A third grader asked for my autograph today. I can't think of a better highlight of my day/week.
One aspect of my job is helping with a program called G.R.O.W. which provides science education for some area K-3rd grade students in two school districts with relatively high low-income family populations. The BP works with two other science/cultural organizations to provide a really quality science program for these schools, tied to state standards, of course. Over the course of the program, each classroom writes a non-fiction book. I spent about two weeks going to several of these classrooms to help put their book into a program that will print a real book the kids get to keep. I LOVE this. How many elementary school students get to write a real book that is published in professional-looking book form? They are always very creative and the kids think it is so cool. In my current role, I interact with these kids for literally 30 minutes (it used to be more when I did their classroom programs as well).
At our family night tonight, I led some of the book reading sessions. After each school's session, we let the kids autograph each others' books [they are famous published authors now, you see]. They often ask their teachers to sign their books, but I've never been asked. [Remember, I am just the person behind the computer typing in their text and adding pictures.]
So yes, it was a huge deal when the third grader asked for my autograph. I asked if he was sure, and he said, "Yes, because you helped us."

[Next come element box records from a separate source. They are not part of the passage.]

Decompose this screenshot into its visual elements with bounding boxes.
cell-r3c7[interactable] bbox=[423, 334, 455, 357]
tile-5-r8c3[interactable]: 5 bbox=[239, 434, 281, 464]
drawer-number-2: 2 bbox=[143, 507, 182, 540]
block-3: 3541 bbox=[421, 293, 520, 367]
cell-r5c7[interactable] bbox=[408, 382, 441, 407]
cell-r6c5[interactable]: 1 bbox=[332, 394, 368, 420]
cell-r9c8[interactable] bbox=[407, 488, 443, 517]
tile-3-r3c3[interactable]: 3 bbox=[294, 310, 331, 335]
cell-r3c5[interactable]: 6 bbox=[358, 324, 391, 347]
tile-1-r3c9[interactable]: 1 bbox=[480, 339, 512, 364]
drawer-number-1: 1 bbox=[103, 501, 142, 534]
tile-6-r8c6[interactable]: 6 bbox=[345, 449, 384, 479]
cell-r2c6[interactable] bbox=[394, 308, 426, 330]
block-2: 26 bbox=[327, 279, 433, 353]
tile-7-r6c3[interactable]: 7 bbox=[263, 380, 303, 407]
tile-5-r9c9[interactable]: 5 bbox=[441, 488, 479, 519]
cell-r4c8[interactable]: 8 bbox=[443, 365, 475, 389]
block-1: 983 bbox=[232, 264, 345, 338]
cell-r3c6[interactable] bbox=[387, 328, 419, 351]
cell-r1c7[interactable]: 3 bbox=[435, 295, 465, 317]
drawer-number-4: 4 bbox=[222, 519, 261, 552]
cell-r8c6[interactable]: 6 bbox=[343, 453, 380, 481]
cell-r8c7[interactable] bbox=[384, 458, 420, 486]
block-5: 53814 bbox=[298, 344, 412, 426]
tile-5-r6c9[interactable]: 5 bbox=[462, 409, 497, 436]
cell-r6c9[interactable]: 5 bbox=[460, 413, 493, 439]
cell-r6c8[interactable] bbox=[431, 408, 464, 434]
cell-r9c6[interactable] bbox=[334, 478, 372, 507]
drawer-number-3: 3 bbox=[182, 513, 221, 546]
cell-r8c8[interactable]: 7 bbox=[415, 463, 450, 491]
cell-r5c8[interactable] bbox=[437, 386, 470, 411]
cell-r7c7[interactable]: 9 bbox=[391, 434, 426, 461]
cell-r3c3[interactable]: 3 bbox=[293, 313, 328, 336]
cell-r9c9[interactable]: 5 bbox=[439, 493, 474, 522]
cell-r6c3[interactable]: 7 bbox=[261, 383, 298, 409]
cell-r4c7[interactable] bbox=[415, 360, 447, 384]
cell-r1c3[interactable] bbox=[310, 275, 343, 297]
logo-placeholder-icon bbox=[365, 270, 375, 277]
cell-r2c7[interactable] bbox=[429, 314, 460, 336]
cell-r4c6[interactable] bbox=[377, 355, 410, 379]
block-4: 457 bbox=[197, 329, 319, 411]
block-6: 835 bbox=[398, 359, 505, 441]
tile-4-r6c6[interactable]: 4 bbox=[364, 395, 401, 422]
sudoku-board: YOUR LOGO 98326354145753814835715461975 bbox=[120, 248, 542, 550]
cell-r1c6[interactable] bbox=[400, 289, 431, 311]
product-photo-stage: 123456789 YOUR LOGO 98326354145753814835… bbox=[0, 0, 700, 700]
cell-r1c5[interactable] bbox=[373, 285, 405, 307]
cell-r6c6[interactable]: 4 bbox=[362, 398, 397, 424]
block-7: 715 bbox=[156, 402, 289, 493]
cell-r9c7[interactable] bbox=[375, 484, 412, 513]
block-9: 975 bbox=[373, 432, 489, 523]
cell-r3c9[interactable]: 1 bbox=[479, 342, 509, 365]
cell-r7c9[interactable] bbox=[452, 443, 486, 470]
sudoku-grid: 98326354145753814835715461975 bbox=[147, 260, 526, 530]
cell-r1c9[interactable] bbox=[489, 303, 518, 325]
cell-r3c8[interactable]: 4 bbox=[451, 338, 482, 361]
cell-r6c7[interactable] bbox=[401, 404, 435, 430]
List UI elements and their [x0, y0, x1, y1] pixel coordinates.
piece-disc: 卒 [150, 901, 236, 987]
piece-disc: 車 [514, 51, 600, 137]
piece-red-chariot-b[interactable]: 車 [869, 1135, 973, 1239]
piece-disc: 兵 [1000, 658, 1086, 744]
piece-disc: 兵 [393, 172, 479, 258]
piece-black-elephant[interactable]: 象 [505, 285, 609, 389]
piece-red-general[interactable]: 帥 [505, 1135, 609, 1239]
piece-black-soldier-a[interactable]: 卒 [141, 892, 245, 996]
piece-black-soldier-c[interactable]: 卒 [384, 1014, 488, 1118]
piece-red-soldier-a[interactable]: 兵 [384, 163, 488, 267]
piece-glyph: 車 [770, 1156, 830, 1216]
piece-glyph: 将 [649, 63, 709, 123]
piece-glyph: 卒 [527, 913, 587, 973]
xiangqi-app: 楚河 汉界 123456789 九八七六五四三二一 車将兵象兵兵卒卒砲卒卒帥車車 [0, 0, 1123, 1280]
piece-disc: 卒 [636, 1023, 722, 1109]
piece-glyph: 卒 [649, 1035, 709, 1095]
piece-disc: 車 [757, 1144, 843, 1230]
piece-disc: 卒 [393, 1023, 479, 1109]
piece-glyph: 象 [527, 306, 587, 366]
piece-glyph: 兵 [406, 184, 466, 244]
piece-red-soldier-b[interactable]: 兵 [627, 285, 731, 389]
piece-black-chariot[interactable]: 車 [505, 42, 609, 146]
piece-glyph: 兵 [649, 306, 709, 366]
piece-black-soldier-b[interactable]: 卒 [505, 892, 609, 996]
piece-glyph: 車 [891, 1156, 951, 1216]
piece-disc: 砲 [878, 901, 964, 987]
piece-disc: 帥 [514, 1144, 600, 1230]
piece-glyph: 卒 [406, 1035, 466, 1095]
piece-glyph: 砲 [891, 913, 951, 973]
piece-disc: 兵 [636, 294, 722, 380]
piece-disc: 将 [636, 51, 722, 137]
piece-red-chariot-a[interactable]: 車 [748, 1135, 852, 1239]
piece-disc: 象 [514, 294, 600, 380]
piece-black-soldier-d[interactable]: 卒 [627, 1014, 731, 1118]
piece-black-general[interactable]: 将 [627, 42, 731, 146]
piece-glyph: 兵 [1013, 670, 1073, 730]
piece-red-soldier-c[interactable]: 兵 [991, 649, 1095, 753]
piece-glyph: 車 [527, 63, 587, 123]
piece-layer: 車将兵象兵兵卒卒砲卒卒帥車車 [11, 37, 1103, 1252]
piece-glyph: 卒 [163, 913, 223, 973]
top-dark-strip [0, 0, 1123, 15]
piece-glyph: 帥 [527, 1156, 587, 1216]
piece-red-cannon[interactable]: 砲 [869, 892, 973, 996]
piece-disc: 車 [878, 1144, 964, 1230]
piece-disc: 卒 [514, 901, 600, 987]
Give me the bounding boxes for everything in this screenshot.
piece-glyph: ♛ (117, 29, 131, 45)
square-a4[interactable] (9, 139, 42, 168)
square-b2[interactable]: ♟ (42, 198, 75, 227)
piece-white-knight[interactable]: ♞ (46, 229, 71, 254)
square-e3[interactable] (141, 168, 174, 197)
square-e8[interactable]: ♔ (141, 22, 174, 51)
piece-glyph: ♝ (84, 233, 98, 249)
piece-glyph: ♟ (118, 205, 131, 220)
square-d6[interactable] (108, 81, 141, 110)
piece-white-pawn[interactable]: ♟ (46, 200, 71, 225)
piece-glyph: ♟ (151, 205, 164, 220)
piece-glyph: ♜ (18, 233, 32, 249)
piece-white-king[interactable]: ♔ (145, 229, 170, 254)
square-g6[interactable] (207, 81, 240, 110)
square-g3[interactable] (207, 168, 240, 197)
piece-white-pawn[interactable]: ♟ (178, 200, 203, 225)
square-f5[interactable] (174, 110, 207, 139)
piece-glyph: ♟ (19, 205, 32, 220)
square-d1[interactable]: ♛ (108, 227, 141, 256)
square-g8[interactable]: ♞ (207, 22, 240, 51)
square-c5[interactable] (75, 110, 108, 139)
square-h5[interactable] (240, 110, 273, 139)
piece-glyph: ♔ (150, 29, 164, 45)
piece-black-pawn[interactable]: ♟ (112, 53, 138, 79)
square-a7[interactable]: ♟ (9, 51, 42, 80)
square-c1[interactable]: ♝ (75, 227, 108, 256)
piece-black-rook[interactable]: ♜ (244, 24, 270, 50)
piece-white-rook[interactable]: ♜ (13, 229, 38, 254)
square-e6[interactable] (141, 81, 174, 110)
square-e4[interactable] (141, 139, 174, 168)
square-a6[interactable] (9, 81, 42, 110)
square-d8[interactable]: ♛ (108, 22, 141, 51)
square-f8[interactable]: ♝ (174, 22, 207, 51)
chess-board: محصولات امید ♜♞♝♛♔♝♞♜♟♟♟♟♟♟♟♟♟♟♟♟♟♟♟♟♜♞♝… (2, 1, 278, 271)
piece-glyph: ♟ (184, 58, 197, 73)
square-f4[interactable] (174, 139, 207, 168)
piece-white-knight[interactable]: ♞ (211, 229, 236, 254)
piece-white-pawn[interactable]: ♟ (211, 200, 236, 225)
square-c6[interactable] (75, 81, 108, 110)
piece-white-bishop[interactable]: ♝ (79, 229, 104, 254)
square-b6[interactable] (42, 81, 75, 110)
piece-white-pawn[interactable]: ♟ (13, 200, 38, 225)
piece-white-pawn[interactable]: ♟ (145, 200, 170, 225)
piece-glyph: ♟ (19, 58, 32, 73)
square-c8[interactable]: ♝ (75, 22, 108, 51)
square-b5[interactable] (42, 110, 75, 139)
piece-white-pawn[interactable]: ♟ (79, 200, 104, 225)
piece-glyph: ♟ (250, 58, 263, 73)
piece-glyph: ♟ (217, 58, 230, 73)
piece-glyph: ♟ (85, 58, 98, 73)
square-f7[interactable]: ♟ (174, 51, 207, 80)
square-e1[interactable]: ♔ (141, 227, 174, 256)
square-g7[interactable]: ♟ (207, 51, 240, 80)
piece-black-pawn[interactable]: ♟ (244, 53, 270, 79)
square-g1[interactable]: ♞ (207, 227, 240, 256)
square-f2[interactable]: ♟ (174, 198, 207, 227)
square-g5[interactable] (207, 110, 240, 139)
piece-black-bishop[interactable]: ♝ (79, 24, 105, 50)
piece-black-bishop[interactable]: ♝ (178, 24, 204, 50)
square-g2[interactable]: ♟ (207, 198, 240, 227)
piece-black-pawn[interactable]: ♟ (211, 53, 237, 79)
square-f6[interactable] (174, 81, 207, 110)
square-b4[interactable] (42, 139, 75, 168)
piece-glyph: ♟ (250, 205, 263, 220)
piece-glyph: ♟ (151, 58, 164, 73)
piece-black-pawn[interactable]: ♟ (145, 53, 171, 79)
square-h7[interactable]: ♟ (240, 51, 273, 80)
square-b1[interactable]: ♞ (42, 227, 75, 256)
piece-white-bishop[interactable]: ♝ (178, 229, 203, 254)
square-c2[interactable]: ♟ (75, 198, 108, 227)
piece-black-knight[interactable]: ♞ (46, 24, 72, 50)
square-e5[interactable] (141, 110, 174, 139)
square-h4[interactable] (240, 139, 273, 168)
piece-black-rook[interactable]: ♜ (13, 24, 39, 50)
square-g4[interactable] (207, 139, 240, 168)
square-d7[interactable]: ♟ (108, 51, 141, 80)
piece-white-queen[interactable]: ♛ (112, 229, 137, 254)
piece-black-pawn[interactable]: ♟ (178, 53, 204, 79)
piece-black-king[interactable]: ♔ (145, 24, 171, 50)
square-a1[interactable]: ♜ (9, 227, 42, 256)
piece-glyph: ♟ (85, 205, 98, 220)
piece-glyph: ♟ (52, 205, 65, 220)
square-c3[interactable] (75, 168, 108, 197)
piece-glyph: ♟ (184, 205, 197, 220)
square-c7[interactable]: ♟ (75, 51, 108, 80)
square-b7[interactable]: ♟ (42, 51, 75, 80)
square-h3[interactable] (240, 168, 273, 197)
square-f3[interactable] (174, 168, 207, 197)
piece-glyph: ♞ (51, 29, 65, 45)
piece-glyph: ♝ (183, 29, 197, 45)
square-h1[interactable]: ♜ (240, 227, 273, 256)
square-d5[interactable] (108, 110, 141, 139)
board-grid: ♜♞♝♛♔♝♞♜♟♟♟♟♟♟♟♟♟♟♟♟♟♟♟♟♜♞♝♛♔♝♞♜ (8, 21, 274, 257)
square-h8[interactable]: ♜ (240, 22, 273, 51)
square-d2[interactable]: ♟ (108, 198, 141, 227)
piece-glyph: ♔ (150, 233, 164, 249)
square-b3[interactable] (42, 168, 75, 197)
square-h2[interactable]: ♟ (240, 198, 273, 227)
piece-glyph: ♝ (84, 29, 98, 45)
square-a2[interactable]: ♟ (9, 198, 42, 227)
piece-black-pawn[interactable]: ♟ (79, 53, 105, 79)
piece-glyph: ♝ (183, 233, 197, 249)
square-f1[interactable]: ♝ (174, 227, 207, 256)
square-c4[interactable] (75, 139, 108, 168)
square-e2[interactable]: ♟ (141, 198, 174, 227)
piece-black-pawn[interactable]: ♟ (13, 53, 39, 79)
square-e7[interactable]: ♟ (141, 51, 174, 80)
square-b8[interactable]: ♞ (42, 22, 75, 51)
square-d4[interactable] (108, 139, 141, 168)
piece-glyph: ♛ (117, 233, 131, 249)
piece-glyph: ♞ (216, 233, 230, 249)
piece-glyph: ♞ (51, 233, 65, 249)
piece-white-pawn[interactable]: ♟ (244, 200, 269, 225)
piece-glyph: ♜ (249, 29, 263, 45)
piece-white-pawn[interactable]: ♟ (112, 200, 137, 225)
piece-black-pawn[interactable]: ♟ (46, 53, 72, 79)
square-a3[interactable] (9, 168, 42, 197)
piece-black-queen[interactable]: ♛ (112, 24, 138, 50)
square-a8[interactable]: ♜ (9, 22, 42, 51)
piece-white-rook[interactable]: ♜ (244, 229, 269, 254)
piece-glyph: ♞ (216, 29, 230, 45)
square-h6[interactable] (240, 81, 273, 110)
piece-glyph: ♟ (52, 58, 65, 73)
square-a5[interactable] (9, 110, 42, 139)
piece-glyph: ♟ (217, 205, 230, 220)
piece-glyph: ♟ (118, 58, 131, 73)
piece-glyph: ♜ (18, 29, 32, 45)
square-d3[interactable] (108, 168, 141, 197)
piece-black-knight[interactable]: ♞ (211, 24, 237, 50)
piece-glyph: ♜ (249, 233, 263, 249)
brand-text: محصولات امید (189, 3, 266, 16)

Don't ever tell me that kids aren't perceptive or that kids from low-income schools aren't conscientious or bright. I wish everyone got to spend time with the elementary school kids at their area schools. It's hard to write them off as "kids these days" when you know just how much they care, notice, and appreciate the adults in their lives.
Sorry to get all preachy. Two years ago I was terrified of entering a classroom and teaching 30-50 elementary school kids at a time. Now, elementary school kids are some of my favorite people.